Brexit could mean two more years of austerity, IFS reports

The government's aim of balancing the books by 2019/20 would be virtually impossible after a Leave vote


The reduction of national income that would follow a Leave vote in June would likely force the government to extend its austerity programme by two years, new IFS analysis suggests.

The economic think-tank accepts the consensus that a Leave vote would increase uncertainty in the short run and make trade more expensive in the long run, as well as making the UK a less attractive destination for foreign direct investment.

In the most optimistic of short term forecasts, national income would slide by 2.1 per cent by 2019, meaning that — in order the achieve a balanced budget in 2019/20 — the government would have to find an additional £5bn in cuts to public services, an additional £5bn in cuts to social security and tax increases of more than £5bn.

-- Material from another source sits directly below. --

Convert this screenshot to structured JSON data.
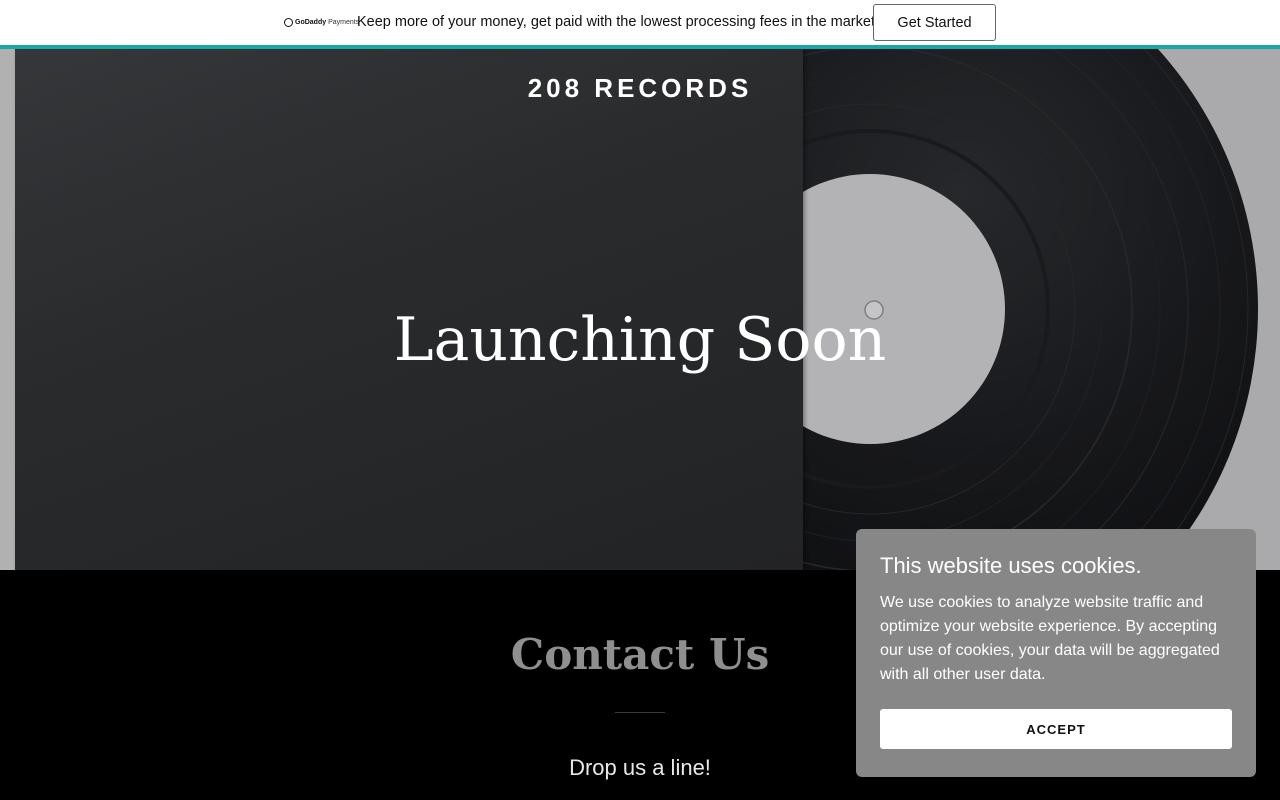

More pessimistic forecasts suggest that borrowing could be £40bn higher by 2019/20 than currently forecast if the UK votes to leave.

In either scenario, the IFS suggests that the government would abandon its goal of balancing the books by the end of the parliament and, rather than imposing immediate extreme cuts, would extend the period of austerity by one or two years.

The IFS has been much more reserved in its forecasts than other institutions, including the Treasury, and has been more considerate of the claims of the Leave campaign.

While the report reiterates that ‘claims that we would have an additional £350 million a week to spend are wrong’, it does acknowledge that leaving the EU could directly free up approximately £8bn a year.

However, the benefit to the public finances would be negated if national income fell by more than 0.6 per cent, which is overwhelmingly likely.

“The precise effects of leaving the EU on the British economy and hence the knock-on impact on the public finances is uncertain,” commented the report’s author Carl Emmerson.

“But the overwhelming weight of analysis suggests that the economy would shrink by more than enough to offset the positive effect on the public finances of the reduced financial contribution to the EU budget”.

Interestingly, IFS director Paul Johnson has diverged from the rhetoric of ‘Project Fear’, by acknowledging that while the objective evidence suggests that Brexit would damage the economy, voters could still choose to prioritise other issues.

“Leaving the EU would most likely increase borrowing by between £20 and £40 billion in 2019–20,” Johnson said.

“Getting to budget balance from there, as the government desires, would require an additional year or two of austerity at current rates of spending cuts. Or we could live with higher borrowing and debt.

“These are real costs, but they are costs we could choose to bear if it was felt that they – and other costs – were outweighed by advantages from Brexit in other realms”.